The wife-and-husband team of Kathy Guest Shadrack and Michael Shadrack of Hamburg has written The Book of Little Hostas: 200 Small, Very Small and Mini Varieties, which is scheduled to be released Nov. 24.
“Little hostas are very, very popular at the moment, and their popularity is ascending,” Mike said.
“They have a cult following,” Kathy added. “People collect them like tea cups or Hummel figurines.”
One reason little hostas are becoming so popular is that our yards are getting smaller. Many people have only a patio or balcony for gardening and they want something suitable for the space. Many people also find they less time or money to spend on gardening.
Little hostas can be used on their own or with companion plants to make charming displays on the patio, porch or even windowsill. As you can see in the photo above right, you don’t even need a window to display little hostas in a window box.
Ten years ago there may have been 10 varieties of little hostas, Mike said, and now there are about 300.
There are so many varieties because hostas tend to “sport;” that is, a new plant may be slightly different than the original plant, Kathy explained. A keen hybridizer will take advantage of this to produce a new and interesting line of little hostas. A sampling of little hostas can be seen in the photo below right.
“People grow them as collectibles,” Kathy said.
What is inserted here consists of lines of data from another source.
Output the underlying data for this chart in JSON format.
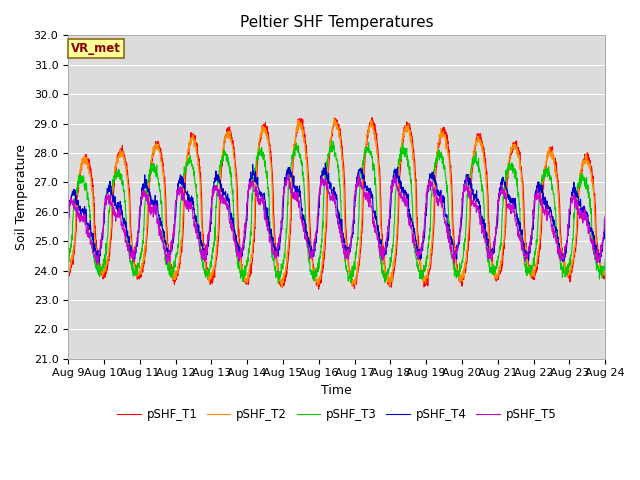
{
  "title": "Peltier SHF Temperatures",
  "xlabel": "Time",
  "ylabel": "Soil Temperature",
  "ylim": [
    21.0,
    32.0
  ],
  "yticks": [
    21.0,
    22.0,
    23.0,
    24.0,
    25.0,
    26.0,
    27.0,
    28.0,
    29.0,
    30.0,
    31.0,
    32.0
  ],
  "xtick_labels": [
    "Aug 9",
    "Aug 10",
    "Aug 11",
    "Aug 12",
    "Aug 13",
    "Aug 14",
    "Aug 15",
    "Aug 16",
    "Aug 17",
    "Aug 18",
    "Aug 19",
    "Aug 20",
    "Aug 21",
    "Aug 22",
    "Aug 23",
    "Aug 24"
  ],
  "colors": {
    "T1": "#FF0000",
    "T2": "#FF8C00",
    "T3": "#00CC00",
    "T4": "#0000CC",
    "T5": "#CC00CC"
  },
  "legend_labels": [
    "pSHF_T1",
    "pSHF_T2",
    "pSHF_T3",
    "pSHF_T4",
    "pSHF_T5"
  ],
  "annotation_text": "VR_met",
  "bg_color": "#DCDCDC",
  "title_fontsize": 11,
  "axis_fontsize": 9,
  "tick_fontsize": 8
}
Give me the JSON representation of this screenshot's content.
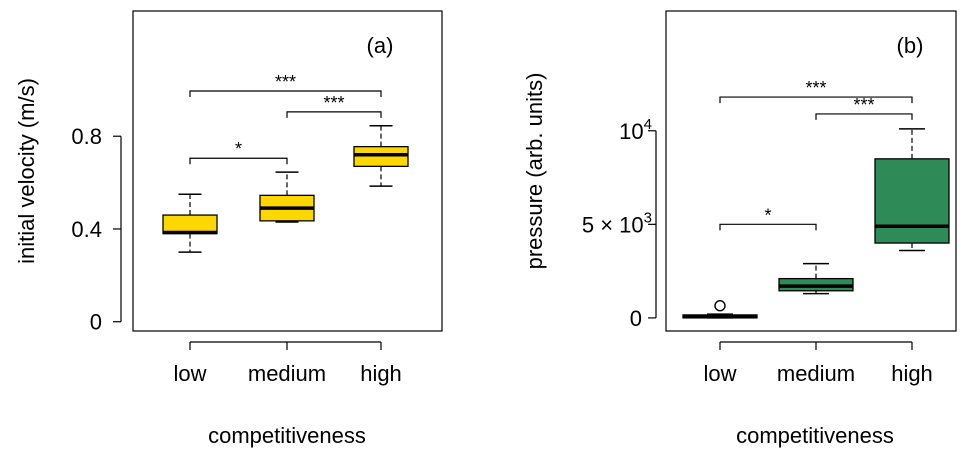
{
  "chart_data": [
    {
      "type": "boxplot",
      "panel_label": "(a)",
      "xlabel": "competitiveness",
      "ylabel": "initial velocity (m/s)",
      "categories": [
        "low",
        "medium",
        "high"
      ],
      "ylim": [
        -0.04,
        1.34
      ],
      "yticks": [
        {
          "value": 0,
          "label": "0"
        },
        {
          "value": 0.4,
          "label": "0.4"
        },
        {
          "value": 0.8,
          "label": "0.8"
        }
      ],
      "box_color": "#FFD700",
      "boxes": [
        {
          "category": "low",
          "whisker_low": 0.3,
          "q1": 0.38,
          "median": 0.385,
          "q3": 0.46,
          "whisker_high": 0.55,
          "outliers": []
        },
        {
          "category": "medium",
          "whisker_low": 0.43,
          "q1": 0.435,
          "median": 0.49,
          "q3": 0.545,
          "whisker_high": 0.645,
          "outliers": []
        },
        {
          "category": "high",
          "whisker_low": 0.585,
          "q1": 0.67,
          "median": 0.72,
          "q3": 0.755,
          "whisker_high": 0.845,
          "outliers": []
        }
      ],
      "significance": [
        {
          "from": 0,
          "to": 1,
          "y": 0.705,
          "label": "*"
        },
        {
          "from": 1,
          "to": 2,
          "y": 0.905,
          "label": "***"
        },
        {
          "from": 0,
          "to": 2,
          "y": 0.995,
          "label": "***"
        }
      ]
    },
    {
      "type": "boxplot",
      "panel_label": "(b)",
      "xlabel": "competitiveness",
      "ylabel": "pressure (arb. units)",
      "categories": [
        "low",
        "medium",
        "high"
      ],
      "ylim": [
        -700,
        16400
      ],
      "yticks": [
        {
          "value": 0,
          "label": "0",
          "mantissa": "",
          "exponent": ""
        },
        {
          "value": 5000,
          "label": "5 × 10^3",
          "mantissa": "5 × 10",
          "exponent": "3"
        },
        {
          "value": 10000,
          "label": "10^4",
          "mantissa": "10",
          "exponent": "4"
        }
      ],
      "box_color": "#2E8B57",
      "boxes": [
        {
          "category": "low",
          "whisker_low": 0,
          "q1": 0,
          "median": 60,
          "q3": 160,
          "whisker_high": 200,
          "outliers": [
            650
          ]
        },
        {
          "category": "medium",
          "whisker_low": 1300,
          "q1": 1450,
          "median": 1700,
          "q3": 2100,
          "whisker_high": 2900,
          "outliers": []
        },
        {
          "category": "high",
          "whisker_low": 3600,
          "q1": 4000,
          "median": 4900,
          "q3": 8500,
          "whisker_high": 10100,
          "outliers": []
        }
      ],
      "significance": [
        {
          "from": 0,
          "to": 1,
          "y": 5000,
          "label": "*"
        },
        {
          "from": 1,
          "to": 2,
          "y": 10900,
          "label": "***"
        },
        {
          "from": 0,
          "to": 2,
          "y": 11800,
          "label": "***"
        }
      ]
    }
  ]
}
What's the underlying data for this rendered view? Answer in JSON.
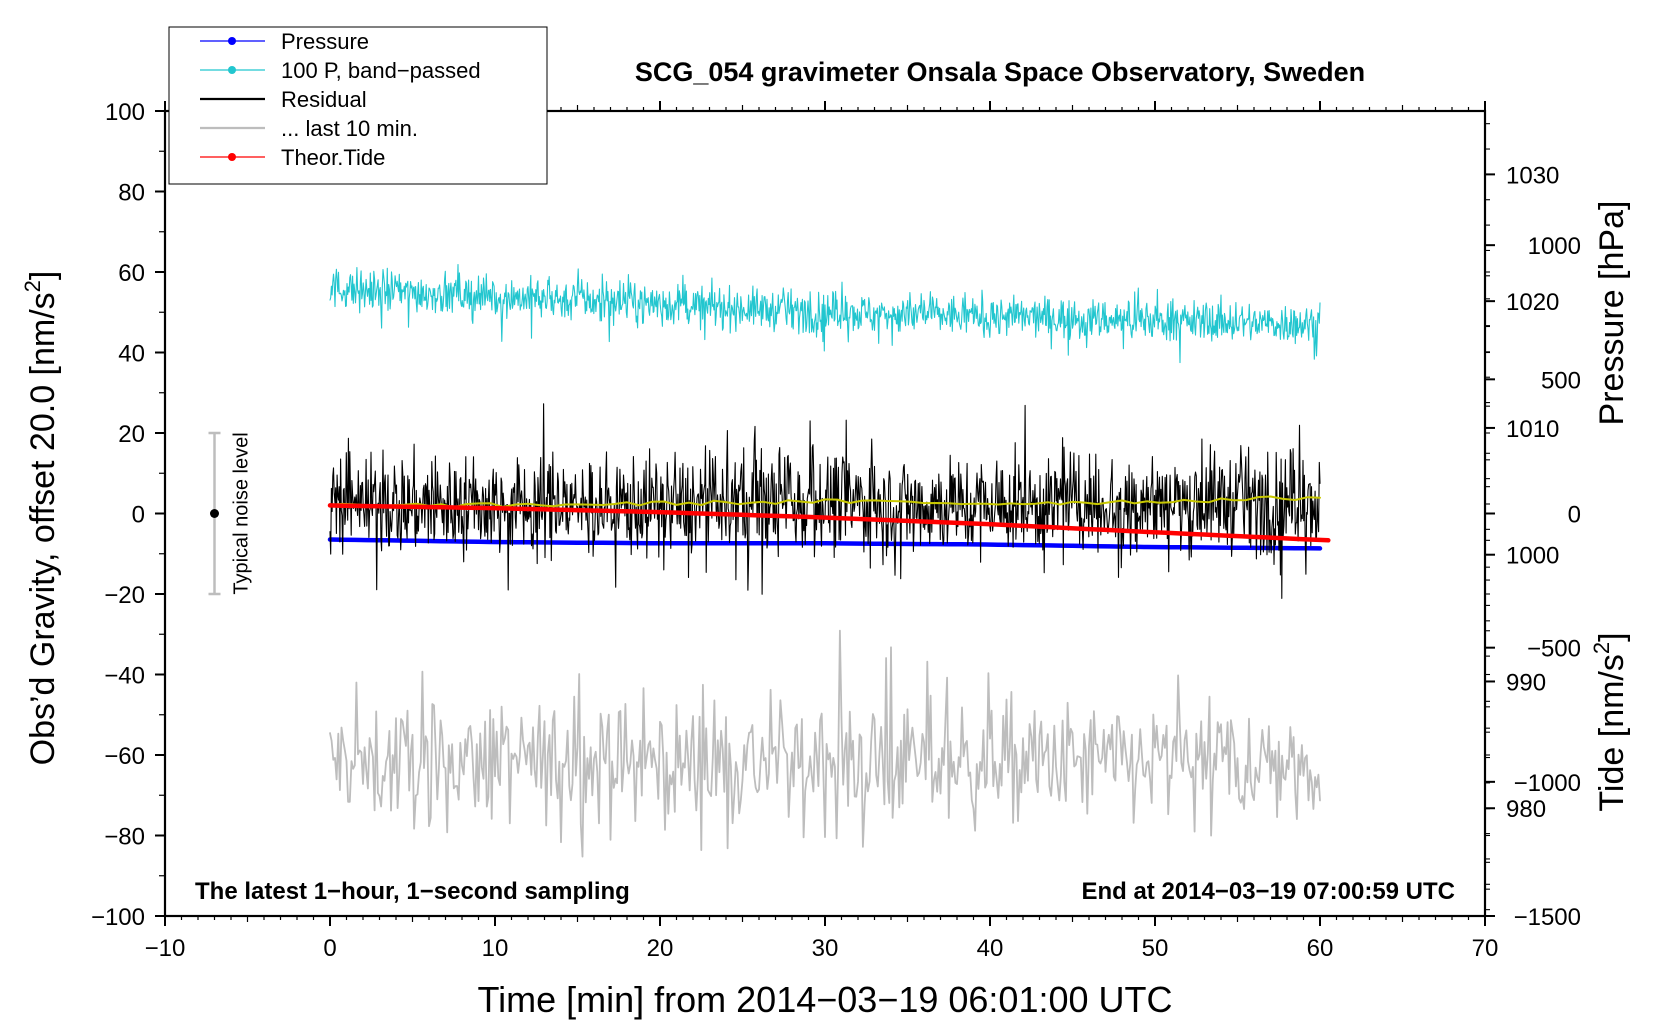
{
  "chart_data": {
    "type": "line",
    "title": "SCG_054 gravimeter Onsala Space Observatory, Sweden",
    "xlabel": "Time [min] from 2014−03−19 06:01:00 UTC",
    "ylabel_left": "Obs’d Gravity, offset 20.0 [nm/s",
    "ylabel_left_sup": "2",
    "ylabel_left_end": "]",
    "ylabel_pressure": "Pressure [hPa]",
    "ylabel_tide": "Tide [nm/s",
    "ylabel_tide_sup": "2",
    "ylabel_tide_end": "]",
    "xlim": [
      -10,
      70
    ],
    "ylim": [
      -100,
      100
    ],
    "pressure_ylim": [
      971.5,
      1035
    ],
    "tide_ylim": [
      -1500,
      1500
    ],
    "x_ticks": [
      "−10",
      "0",
      "10",
      "20",
      "30",
      "40",
      "50",
      "60",
      "70"
    ],
    "x_tick_values": [
      -10,
      0,
      10,
      20,
      30,
      40,
      50,
      60,
      70
    ],
    "y_ticks": [
      "100",
      "80",
      "60",
      "40",
      "20",
      "0",
      "−20",
      "−40",
      "−60",
      "−80",
      "−100"
    ],
    "y_tick_values": [
      100,
      80,
      60,
      40,
      20,
      0,
      -20,
      -40,
      -60,
      -80,
      -100
    ],
    "pressure_ticks": [
      "1030",
      "1020",
      "1010",
      "1000",
      "990",
      "980"
    ],
    "pressure_tick_values": [
      1030,
      1020,
      1010,
      1000,
      990,
      980
    ],
    "tide_ticks": [
      "1000",
      "500",
      "0",
      "−500",
      "−1000",
      "−1500"
    ],
    "tide_tick_values": [
      1000,
      500,
      0,
      -500,
      -1000,
      -1500
    ],
    "legend_position": "top-left",
    "legend": [
      {
        "label": "Pressure",
        "color": "#0000ff",
        "marker": true
      },
      {
        "label": "100 P, band−passed",
        "color": "#22c6cf",
        "marker": true
      },
      {
        "label": "Residual",
        "color": "#000000",
        "marker": false
      },
      {
        "label": "... last 10 min.",
        "color": "#bdbdbd",
        "marker": false
      },
      {
        "label": "Theor.Tide",
        "color": "#ff0000",
        "marker": true
      }
    ],
    "noise_level": {
      "label": "Typical noise level",
      "x": -7,
      "center": 0,
      "low": -20,
      "high": 20
    },
    "annotation_left": "The latest 1−hour, 1−second sampling",
    "annotation_right": "End at 2014−03−19 07:00:59 UTC",
    "series": [
      {
        "name": "Pressure",
        "axis": "pressure",
        "color": "#0000ff",
        "x": [
          0,
          10,
          20,
          30,
          40,
          50,
          60
        ],
        "values": [
          1001.2,
          1001.0,
          1000.9,
          1000.9,
          1000.8,
          1000.6,
          1000.5
        ]
      },
      {
        "name": "100 P, band-passed",
        "axis": "gravity",
        "color": "#22c6cf",
        "x": [
          0,
          10,
          20,
          30,
          40,
          50,
          60
        ],
        "values": [
          56,
          54,
          52,
          50,
          49,
          48,
          47
        ],
        "noise_amplitude": 4
      },
      {
        "name": "Residual",
        "axis": "gravity",
        "color": "#000000",
        "x": [
          0,
          10,
          20,
          30,
          40,
          50,
          60
        ],
        "values": [
          2,
          2,
          2,
          3,
          2,
          3,
          3
        ],
        "noise_amplitude": 10
      },
      {
        "name": "Residual smoothed",
        "axis": "gravity",
        "color": "#c8c800",
        "x": [
          0,
          10,
          20,
          30,
          40,
          50,
          60
        ],
        "values": [
          2,
          2,
          2.5,
          3,
          2.5,
          3,
          4
        ]
      },
      {
        "name": "... last 10 min.",
        "axis": "gravity",
        "color": "#bdbdbd",
        "x": [
          0,
          10,
          20,
          30,
          40,
          50,
          60
        ],
        "values": [
          -62,
          -62,
          -62,
          -62,
          -62,
          -62,
          -62
        ],
        "noise_amplitude": 12
      },
      {
        "name": "Theor.Tide",
        "axis": "tide",
        "color": "#ff0000",
        "x": [
          0,
          10,
          20,
          30,
          40,
          50,
          60.5
        ],
        "values": [
          30,
          20,
          5,
          -15,
          -40,
          -70,
          -100
        ]
      }
    ]
  }
}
The word “little” is an umbrella term the Shadracks use to encompass the varieties classified as miniature, small and very small.
Some are better garden plants than others, and the book showcases the best of the new introductions. Photographs of the hostas in garden settings show how they can be displayed imaginatively in a wide range of situations including waterside, woodland and rock gardens.
In 2004, Mike, a photographer, illustrated the Color Encyclopedia of Hostas, written by Diana Grenfell, which has been renamed in a second edition to The New Encyclopedia of Hostas. The pair also created the Timber Press Pocket Guide to Hostas.
When it came time to write The Book of Little Hostas, Kathy, who has written articles for gardening magazines, was asked if she’d like to take on the task.
“I think we’re the only husband-wife team,” Mike said.
It was gardening that brought Mike and Kathy together.
Kathy had been serving on the board of the Buffalo and Erie County Botanical Gardens when it was celebrating its 100th anniversary. They wanted to do a signature trip, so they decided to go to the Chelsea Flower Show in London. She had heard Mike speak and hired him as tour guide. The trip was so successful, the Botanical Gardens planned a trip to Europe the following year. It was on that trip in 2001 that Mike and Kathy fell in love.
“It was improbable,” Kathy said. “He was English, and had a home in England. I’m American, and had a home in America. But we decided you only live once, so let’s go for it!”
When she’s not gardening or writing about gardening, Kathy is executive assistant in the foundation office at Mercy Hospital. She has gardened passionately in Western New York for over 25 years and has maintained collections of hostas, irises and daylilies. A former secretary of the American Iris Society, she is currently the secretary of the American Hosta Society.
Mike is retired from London’s Metropolitan Police. He is an active member of the British Hosta and Hemerocallis Society and the American Hosta Society, and has assumed leadership roles in both organizations. Mike has more than 6,000 images of hostas in his library.